The regulator said it had observed growing industry engagement following the rollout of the standards, including feedback from technology providers, but cautioned that there is a rising risk of misinterpreting its expectations, particularly where compliance is reduced to software features or vendor capabilities.

 

To address this, the CBN issued a guidance note clarifying that compliance will be assessed at the level of each financial institution, not outsourced to third-party providers, reinforcing a shift toward accountability, governance and end-to-end control of anti-financial crime systems.

 

Under the new requirements, lenders and payment firms must outline their current state of compliance, define target operating models, and provide clear timelines, ownership structures and governance arrangements for closing gaps. The plans must also demonstrate how institutions will ensure effectiveness, integration across systems and the ability to defend their frameworks under regulatory scrutiny.

 

“The implementation plan must cover all requirements set out in the Baseline Standards, clearly identify the current state, target state and actions required, include defined timelines, ownership and governance arrangements, and demonstrate how effectiveness, integration and defensibility will be achieved,”the CBN said in the circular.

 

The CBN said submissions must follow a prescribed template and be delivered in both editable and final formats, adding that incomplete or inconsistent filings could attract supervisory action, underscoring the tougher stance regulators are taking on financial crime risks.

 

The directive marks a shift from a largely technology-led compliance approach to one that prioritises institutional responsibility, as regulators seek to ensure that automated AML systems are fully embedded within broader risk management frameworks rather than treated as standalone tools.

 

The move could trigger increased compliance costs for banks and fintechs, particularly smaller operators that may need to overhaul legacy systems or strengthen governance structures to meet the new standards.

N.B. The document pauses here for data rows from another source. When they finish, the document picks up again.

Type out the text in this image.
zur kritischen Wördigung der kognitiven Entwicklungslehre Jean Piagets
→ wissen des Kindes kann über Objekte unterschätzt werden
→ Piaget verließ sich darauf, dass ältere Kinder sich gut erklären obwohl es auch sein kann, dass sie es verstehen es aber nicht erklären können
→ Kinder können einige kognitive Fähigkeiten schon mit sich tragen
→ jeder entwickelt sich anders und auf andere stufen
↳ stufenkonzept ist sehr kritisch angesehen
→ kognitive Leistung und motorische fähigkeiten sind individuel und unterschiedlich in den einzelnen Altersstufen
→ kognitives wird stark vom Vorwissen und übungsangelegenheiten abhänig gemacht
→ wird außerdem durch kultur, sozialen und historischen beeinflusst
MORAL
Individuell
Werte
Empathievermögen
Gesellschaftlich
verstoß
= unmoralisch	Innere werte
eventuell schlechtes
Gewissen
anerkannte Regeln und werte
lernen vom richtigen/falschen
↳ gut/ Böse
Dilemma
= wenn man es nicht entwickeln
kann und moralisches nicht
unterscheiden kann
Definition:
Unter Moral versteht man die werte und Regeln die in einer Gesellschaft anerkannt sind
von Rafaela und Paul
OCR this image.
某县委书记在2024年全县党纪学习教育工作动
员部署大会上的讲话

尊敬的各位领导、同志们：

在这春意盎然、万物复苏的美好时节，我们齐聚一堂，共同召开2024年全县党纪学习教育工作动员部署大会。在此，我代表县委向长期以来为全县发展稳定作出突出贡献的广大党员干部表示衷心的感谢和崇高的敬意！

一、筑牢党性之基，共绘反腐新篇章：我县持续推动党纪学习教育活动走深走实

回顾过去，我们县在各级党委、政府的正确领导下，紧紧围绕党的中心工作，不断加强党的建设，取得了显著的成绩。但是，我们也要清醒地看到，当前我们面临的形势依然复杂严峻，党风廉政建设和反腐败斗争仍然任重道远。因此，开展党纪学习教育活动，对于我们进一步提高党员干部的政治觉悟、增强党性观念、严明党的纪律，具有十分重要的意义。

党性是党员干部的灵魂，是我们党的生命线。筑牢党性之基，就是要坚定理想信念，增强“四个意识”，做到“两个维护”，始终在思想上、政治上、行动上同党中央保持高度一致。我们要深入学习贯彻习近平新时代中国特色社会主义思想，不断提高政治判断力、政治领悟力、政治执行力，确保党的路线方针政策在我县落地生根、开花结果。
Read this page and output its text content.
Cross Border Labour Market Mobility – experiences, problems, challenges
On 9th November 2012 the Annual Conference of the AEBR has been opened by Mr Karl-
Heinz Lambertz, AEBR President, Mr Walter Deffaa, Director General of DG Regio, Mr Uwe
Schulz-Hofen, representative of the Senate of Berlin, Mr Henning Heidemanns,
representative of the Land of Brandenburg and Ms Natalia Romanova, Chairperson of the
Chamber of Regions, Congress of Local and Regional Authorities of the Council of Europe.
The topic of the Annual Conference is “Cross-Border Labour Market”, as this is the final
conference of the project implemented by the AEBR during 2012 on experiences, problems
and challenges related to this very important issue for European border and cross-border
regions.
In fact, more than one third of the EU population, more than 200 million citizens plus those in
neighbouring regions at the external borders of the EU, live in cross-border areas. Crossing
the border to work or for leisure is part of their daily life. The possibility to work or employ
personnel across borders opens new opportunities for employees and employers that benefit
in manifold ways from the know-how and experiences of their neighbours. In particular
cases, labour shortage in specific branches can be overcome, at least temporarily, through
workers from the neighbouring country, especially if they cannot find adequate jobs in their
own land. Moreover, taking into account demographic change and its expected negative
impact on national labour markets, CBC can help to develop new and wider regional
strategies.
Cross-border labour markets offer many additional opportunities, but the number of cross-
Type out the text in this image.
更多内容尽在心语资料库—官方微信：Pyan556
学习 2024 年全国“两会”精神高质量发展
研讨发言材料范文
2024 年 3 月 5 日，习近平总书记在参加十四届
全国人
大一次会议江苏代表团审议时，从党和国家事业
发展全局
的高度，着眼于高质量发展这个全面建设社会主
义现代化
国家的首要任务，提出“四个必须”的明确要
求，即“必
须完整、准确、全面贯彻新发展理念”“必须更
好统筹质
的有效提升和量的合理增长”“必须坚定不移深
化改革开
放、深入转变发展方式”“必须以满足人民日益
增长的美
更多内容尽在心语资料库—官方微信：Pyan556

It also raises the bar for integration, as institutions will be required to show that AML controls are embedded across customer onboarding, transaction monitoring and reporting processes.

Read also: CBN gives banks three weeks to deploy cybersecurity self-assessment tools

The June deadline sets up a critical test for the industry, with the CBN expected to use the submitted plans to evaluate the robustness of firms’ compliance strategies and their readiness to manage evolving financial crime risks in an increasingly digital financial system.

 

The Central Bank said it will continue to engage with institutions during the implementation period, but made clear that ultimate responsibility for compliance rests with each firm, reinforcing its message that strong governance, not just technology will determine regulatory outcomes.